South Africa Backtracks on Promise To Grant Visa-Free Entry to African Citizens

Mark Babatunde May 18, 2017
The iconic Table Mountain in Cape Town, South Africa. Photo credit: Expedia

During its summit in Rwanda last July, the African Union (AU) announced its plans to launch a common passport that would grant all holders visa-free travel to all 54 nations on the continent.

However, a new White Paper issued by the South African department of Home Affairs says the visa-free entry in to the country will not be immediately available to all African citizens across the board.

South African authorities will initially only admit a group of “trusted travelers,” such as diplomats, officials, academics, business people, and students, when the new passport regime goes in to effect in 2018, reports News24.
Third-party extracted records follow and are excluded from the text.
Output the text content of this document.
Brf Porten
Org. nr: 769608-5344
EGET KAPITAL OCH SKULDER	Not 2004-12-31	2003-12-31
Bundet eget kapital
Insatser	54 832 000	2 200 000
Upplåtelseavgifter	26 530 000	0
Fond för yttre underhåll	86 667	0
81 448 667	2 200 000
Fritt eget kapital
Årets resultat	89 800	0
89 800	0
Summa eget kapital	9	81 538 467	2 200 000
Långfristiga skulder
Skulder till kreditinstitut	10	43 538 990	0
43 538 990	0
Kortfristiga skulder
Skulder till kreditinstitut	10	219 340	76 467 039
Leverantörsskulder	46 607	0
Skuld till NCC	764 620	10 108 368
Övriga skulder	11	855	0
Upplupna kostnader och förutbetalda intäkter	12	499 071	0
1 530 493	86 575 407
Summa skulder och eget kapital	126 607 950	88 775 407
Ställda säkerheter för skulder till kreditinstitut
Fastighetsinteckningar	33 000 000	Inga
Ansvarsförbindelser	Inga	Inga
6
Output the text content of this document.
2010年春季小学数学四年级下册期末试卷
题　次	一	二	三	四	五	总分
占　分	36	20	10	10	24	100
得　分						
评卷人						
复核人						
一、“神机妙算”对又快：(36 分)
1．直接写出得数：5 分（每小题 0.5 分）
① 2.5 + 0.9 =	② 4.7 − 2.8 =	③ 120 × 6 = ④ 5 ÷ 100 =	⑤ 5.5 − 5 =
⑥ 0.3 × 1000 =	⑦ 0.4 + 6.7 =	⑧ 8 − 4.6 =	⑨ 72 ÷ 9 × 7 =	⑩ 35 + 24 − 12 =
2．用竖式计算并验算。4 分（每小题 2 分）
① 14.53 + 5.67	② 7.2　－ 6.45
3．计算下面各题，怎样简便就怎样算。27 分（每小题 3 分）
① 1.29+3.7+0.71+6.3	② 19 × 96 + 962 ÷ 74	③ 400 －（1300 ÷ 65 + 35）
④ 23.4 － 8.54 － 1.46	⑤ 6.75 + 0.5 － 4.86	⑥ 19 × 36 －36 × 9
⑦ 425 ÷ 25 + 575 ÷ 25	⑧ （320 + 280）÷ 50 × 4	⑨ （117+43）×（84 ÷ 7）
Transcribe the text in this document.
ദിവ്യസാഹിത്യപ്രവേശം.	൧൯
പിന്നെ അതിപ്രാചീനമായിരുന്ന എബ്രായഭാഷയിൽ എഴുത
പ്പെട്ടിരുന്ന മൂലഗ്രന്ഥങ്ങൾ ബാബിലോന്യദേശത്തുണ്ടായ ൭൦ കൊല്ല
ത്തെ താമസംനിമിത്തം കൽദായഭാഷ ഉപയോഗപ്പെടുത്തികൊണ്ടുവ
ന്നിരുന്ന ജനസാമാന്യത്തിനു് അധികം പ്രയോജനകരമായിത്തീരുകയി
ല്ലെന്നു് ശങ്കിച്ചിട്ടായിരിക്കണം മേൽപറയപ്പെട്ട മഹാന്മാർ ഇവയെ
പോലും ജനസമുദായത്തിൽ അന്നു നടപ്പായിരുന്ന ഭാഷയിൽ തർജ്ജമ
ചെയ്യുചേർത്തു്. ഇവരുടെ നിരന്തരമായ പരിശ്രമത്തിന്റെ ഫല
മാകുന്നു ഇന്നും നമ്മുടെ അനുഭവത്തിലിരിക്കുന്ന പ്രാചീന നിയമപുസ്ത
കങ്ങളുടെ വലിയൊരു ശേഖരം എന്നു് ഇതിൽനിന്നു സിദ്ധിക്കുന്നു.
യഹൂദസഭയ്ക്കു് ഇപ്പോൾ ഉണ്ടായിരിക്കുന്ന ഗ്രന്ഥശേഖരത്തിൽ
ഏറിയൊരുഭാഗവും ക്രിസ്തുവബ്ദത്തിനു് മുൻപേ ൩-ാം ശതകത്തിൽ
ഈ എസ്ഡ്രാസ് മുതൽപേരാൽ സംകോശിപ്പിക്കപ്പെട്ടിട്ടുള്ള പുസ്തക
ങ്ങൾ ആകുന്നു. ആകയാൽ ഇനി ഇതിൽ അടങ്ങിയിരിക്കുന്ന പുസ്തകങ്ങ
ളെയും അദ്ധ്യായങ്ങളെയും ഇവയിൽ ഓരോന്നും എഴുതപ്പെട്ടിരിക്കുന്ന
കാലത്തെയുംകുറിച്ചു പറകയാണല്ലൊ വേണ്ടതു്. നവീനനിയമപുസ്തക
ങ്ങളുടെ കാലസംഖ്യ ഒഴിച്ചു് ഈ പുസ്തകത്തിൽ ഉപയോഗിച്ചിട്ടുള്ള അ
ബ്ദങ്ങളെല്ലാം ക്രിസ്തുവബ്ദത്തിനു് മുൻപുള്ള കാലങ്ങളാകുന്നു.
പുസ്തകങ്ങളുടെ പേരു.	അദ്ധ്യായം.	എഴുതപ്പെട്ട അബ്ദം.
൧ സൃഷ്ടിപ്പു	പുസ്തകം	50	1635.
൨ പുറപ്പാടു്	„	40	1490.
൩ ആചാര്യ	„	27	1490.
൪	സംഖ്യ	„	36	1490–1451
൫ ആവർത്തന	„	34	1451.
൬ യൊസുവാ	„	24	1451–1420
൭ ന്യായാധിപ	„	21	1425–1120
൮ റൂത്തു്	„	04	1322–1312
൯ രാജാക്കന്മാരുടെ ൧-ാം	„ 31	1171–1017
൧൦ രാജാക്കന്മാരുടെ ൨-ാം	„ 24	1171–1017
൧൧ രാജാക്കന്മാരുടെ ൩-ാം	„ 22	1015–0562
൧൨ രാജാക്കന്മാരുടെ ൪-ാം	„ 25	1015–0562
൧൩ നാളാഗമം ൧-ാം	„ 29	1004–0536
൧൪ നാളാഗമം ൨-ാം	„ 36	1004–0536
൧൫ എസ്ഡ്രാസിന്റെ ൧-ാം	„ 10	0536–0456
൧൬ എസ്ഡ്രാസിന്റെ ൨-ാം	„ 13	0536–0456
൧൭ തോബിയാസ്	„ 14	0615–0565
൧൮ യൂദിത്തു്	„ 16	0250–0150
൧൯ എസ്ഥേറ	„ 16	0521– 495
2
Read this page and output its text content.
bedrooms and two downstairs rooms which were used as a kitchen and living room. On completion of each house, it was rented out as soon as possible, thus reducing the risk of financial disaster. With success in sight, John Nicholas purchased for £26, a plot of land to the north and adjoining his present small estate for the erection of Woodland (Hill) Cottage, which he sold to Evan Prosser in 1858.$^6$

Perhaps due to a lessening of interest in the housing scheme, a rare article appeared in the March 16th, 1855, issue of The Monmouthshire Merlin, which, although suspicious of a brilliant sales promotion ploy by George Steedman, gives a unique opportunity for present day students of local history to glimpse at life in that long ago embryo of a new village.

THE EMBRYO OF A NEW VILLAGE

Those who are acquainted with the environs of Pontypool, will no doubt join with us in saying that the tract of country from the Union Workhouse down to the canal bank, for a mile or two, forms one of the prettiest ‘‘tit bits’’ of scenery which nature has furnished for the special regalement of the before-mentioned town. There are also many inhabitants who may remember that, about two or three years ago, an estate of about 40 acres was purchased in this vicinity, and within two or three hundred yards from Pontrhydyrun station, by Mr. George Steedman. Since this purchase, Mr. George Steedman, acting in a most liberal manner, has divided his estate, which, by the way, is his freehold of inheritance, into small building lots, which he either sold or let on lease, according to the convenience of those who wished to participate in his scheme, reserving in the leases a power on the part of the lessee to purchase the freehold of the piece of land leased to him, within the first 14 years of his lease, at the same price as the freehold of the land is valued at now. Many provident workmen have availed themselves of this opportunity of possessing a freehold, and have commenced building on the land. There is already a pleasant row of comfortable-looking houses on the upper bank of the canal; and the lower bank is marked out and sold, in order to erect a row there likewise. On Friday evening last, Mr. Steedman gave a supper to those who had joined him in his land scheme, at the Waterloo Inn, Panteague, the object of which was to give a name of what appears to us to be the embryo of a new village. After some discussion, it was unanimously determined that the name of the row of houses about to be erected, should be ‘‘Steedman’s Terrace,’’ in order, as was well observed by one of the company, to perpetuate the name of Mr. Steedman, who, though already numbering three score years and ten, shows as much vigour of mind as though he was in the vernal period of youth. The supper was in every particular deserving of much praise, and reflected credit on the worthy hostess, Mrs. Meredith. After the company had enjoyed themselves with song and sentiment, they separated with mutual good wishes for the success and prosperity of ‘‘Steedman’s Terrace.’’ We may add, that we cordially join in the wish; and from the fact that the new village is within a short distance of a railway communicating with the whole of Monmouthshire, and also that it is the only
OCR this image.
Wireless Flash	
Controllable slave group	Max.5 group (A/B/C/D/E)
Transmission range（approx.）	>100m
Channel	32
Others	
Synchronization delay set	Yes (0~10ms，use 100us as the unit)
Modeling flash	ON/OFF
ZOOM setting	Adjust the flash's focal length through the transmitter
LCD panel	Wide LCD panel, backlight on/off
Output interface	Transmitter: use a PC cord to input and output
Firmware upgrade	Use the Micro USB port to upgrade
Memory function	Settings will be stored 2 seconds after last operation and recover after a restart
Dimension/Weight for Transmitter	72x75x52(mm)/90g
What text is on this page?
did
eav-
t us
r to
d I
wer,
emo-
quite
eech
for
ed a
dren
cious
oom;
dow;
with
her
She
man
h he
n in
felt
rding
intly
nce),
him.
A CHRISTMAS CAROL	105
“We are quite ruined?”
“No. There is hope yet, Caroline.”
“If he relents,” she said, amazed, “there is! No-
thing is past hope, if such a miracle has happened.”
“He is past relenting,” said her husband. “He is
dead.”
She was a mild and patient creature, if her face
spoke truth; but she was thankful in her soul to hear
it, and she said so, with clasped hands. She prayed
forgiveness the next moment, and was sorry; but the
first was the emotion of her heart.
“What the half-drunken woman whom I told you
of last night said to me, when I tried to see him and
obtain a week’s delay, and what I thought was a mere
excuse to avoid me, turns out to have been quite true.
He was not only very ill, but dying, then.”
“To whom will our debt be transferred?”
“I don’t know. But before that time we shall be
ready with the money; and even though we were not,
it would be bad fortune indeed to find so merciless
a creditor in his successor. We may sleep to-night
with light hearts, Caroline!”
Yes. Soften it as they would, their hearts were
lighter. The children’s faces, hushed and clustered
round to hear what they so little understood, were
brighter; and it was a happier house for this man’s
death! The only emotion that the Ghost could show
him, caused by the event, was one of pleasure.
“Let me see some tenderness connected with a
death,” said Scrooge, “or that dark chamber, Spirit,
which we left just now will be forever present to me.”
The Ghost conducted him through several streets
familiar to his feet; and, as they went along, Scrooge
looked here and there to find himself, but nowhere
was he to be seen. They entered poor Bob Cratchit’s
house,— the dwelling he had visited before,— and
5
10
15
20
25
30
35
According to the White Paper, while the South African government “fully supports the vision of an Africa where its citizens can move more freely across national borders, where intra-Africa trade is encouraged and there is greater integration and development of the African continent,” the prevailing conditions make it premature to introduce visa-free privileges to all and sundry.

The paper detailed further that South Africa had shifted its immigration policy from an administrative-based approach to a security-based approach, warning that the scrapping of the visas needs to be done gradually and with caution.

With the new policy, only citizens from African countries that have signed bilateral travel agreements with South Africa can enter visa-free.

In addition, travelers will be required to present visas when there is the risk of foreign nationals overstaying as well as in situations where there are security risks, such as organized crime, terrorism, and the threat of sociopolitical instability due to poor civil registration procedures by a foreign government that leads to a high number of nationals who abuse the asylum system.

The South African government will, however, continue to grant visa-free entry to African citizens for visits of up to 90 days, recognition of visas for third parties as well as agreed standards on immigration, border management, and civil registration.

The White Paper also said that where visas are required “South Africa should make it as easy as possible for bona fide travelers to enter South Africa,” by standardizing and expanding the use of long-term, multiple-entry visas for frequent travelers, business people, and academics.